In jQuery in ASP.net 4.0:
$(“#TextBox1”) becomes $(“<%= TextBox1.ClientID %>”)
What does:
$(“#Button1”) become ?
$(“#TextArea1”) become ?
Same thing (though you have a typo in your TextBox1 statement, you need the # sign still).
$("#<%= TextBox1.ClientID %>")
$("#<%= Button1.ClientID %>")
$("#<%= TextArea1.ClientID %>")
I do not think TextArea1 works the same it is a html control.
$(“#<%= TextArea1.ClientID %>”) ?
How do you do the opposite of:
$(“#<%= Button1.ClientID %>”).click(function (e) {
e.preventDefault();
In other words how do you click Button1 programatically from jQuery?
You want to invoke the click or capture it?

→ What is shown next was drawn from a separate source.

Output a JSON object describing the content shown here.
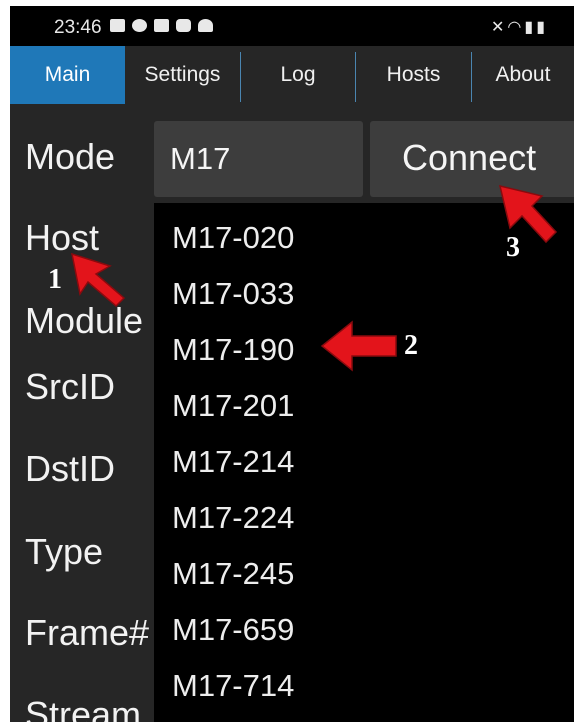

Capturing would be exactly how you showed it:
$("#<%= Button1.ClientID %>").click(function (e) {
e.preventDefault(); });
Invoking/Triggering it would be
$("#<%= Button1.ClientID %>").trigger('click');
You know you can make one in .NET, using the asp:textbox and setting textmode to multiline and setting rows to the number of rows you want (makes it a textarea instead of a textbox).
However, HtmlControls do have a ClientID property, so it should work regardless.
Does the following statement work with .NET 4.0, ASP.net 4.0 and jquery-1.4.1.js:
$(“#<%= Button1.ClientID %>”).trigger(‘click’);
It should. After all, it is just a button.